2020年11月7日(土曜日)事後評価会開催

2-4.評価者

研究総括
常行 真司 東京大学 大学院理学系研究科 教授
領域アドバイザー
青柳 岳司 産業技術総合研究所 機能材料コンピュテーショナルデザイン研究センター 総括研究主幹
伊藤 聡 (公財)計算科学振興財団 チーフコーディネータ
射場 英紀 トヨタ自動車(株) 先端材料技術部 チーフプロフェッショナルエンジニア
小谷 元子 東北大学 理事・副学長
佐藤 寛子 情報・システム研究機構 准教授/チューリッヒ大学 研究員
田中 功 京都大学 大学院工学研究科 教授
知京 豊裕 物質・材料研究機構 統合型材料開発・情報基盤部門 参事役
津田 宏治 東京大学 大学院新領域創成科学研究科 教授
寺倉 清之 産業技術総合研究所 名誉リサーチャー
中井 浩巳 早稲田大学理工学術院 教授
樋口 知之 中央大学理工学部 教授
外部評価者
該当者なし  

※所属および役職は評価時点のものです。

3.総括総評

 今年度研究期間終了となる3期生は、マテリアルズインフォマティクスという言葉が社会的に認知され始めてからの応募・採択となったためか、これまで以上にマテリアルズインフォマティクス研究としての方向性が明確で、そうかと言って決してありきたりな内容ではない、よく練られた提案が採択された。

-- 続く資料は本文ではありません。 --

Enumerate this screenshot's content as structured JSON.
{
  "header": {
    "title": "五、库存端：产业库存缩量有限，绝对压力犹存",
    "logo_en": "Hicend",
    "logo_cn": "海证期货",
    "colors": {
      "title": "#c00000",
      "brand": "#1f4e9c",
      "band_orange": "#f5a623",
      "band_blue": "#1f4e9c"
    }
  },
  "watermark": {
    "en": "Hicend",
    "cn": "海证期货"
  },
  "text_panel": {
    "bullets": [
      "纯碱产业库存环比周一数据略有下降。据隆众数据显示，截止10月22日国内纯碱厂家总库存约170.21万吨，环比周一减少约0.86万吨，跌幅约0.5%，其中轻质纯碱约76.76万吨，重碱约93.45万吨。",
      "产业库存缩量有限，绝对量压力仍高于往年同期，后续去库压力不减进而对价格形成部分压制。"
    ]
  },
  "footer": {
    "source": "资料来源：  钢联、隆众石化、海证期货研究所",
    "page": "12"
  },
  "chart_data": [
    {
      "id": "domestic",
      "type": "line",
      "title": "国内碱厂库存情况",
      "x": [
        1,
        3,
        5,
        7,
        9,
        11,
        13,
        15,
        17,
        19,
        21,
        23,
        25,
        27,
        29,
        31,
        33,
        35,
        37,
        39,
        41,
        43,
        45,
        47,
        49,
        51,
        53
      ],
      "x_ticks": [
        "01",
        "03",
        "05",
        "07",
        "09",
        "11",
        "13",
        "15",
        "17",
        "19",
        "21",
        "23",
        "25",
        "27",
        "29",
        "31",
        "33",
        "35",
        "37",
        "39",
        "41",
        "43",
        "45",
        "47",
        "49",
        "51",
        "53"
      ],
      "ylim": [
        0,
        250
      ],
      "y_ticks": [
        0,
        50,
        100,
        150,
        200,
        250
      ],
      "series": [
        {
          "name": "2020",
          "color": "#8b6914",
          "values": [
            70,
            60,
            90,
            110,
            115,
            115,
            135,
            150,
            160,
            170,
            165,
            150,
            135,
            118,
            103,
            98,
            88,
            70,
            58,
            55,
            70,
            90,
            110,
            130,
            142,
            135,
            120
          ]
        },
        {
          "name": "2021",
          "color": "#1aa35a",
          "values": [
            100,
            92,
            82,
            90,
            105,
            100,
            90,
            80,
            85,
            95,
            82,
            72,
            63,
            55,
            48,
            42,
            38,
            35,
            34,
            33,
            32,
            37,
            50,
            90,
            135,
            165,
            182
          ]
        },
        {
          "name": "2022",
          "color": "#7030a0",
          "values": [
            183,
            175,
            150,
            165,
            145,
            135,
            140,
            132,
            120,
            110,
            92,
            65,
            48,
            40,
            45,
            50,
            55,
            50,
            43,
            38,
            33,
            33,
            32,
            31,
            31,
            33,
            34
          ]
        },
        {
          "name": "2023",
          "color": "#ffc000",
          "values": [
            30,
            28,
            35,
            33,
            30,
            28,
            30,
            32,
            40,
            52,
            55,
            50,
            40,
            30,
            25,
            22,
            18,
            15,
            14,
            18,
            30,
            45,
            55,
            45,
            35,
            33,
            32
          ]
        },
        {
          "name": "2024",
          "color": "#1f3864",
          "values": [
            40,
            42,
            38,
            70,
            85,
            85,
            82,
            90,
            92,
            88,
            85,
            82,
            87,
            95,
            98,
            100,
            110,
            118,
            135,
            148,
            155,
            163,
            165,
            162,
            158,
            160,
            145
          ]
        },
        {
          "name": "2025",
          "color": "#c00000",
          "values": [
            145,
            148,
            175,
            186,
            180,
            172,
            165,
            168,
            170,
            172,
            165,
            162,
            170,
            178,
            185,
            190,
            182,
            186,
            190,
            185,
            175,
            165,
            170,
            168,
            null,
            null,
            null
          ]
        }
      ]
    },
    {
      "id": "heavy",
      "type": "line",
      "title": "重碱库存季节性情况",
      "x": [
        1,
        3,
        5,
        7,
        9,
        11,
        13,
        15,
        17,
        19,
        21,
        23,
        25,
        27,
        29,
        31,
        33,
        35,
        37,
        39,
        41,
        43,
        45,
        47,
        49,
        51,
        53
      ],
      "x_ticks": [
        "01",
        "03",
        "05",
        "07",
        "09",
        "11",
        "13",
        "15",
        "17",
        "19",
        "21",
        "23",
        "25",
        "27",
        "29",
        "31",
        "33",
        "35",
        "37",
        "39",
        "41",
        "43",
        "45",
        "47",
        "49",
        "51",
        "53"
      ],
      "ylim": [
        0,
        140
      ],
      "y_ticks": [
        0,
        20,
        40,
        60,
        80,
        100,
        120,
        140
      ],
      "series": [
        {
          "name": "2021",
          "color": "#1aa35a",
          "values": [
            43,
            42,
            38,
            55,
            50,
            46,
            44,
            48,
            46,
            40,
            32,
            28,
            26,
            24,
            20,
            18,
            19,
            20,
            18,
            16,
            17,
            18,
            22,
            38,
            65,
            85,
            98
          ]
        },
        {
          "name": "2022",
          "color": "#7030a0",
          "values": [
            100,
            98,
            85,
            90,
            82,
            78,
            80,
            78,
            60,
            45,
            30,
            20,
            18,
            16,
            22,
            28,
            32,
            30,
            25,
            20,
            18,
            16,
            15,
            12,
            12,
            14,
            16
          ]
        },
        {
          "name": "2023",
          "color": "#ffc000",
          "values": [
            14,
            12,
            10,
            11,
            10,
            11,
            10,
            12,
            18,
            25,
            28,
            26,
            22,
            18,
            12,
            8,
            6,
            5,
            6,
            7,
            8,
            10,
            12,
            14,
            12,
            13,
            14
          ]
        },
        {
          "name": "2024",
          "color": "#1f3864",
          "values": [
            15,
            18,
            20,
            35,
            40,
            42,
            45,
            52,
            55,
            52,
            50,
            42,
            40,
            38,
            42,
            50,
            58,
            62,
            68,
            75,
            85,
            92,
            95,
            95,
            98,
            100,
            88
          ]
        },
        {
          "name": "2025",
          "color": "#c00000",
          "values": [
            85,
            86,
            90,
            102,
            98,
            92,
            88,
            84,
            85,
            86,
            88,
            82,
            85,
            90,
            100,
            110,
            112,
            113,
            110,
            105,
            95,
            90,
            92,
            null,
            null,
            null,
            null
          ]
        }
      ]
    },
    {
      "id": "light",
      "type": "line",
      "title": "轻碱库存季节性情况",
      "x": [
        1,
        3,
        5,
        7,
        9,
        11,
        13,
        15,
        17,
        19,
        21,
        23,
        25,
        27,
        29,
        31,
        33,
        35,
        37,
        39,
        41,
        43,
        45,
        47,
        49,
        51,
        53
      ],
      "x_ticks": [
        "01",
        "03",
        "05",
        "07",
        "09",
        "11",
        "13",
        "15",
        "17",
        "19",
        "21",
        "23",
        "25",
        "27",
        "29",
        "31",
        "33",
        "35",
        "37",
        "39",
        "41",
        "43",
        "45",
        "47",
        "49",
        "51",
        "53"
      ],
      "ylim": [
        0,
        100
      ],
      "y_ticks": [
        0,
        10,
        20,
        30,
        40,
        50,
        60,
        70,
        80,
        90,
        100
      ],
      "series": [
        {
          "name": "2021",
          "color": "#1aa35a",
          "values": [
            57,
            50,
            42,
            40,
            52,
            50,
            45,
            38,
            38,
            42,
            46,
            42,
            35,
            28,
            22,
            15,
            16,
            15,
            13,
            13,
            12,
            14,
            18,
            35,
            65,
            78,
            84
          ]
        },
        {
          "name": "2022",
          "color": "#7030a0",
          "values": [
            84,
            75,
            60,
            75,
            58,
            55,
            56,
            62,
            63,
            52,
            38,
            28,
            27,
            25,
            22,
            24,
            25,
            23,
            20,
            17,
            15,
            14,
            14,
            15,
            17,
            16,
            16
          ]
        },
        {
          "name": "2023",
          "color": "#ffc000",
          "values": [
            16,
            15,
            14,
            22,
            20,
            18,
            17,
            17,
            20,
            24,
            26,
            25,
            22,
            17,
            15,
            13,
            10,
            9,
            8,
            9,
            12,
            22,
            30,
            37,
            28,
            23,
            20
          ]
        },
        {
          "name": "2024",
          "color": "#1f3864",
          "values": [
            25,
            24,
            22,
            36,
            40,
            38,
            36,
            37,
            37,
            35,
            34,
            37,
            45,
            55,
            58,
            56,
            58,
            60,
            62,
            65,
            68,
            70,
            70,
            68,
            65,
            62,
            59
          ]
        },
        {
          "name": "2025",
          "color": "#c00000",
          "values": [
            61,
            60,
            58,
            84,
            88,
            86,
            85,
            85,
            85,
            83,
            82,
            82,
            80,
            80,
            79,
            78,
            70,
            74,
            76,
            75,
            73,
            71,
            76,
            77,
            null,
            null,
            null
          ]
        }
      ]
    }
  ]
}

また、実際に材料を合成できる実験研究者が多いのも、3期生の特徴である。1期生や2期生との共同研究を含む領域内の連携も、非常に活発に行われた。その結果、産業上も有望な新材料の発見を含む、多くの成果が得られている。最終年度は新型コロナウイルスにより、予定していた公開シンポジウムや国際会議が中止となったことは残念だったが、それまでに本領域主催で開催した2度の国際会議に参加して海外研究者と交流し、また企業研究者向けのチュートリアルや公開シンポジウムの講師としても活躍した。
 特筆すべき成果を挙げた研究者は多いが、その中でも本研究領域にただ一人企業から参加した岩崎悠真研究者は、コンビナトリアル実験、ハイスループット第一原理計算、機械学習とその解析、そして新規材料の創製という、一連のマテリアルズインフォマティクスのシステムを個人研究者として構築し、熱電デバイス応用が期待される高性能なスピン熱電材料を発見するという、優れた成果をあげた。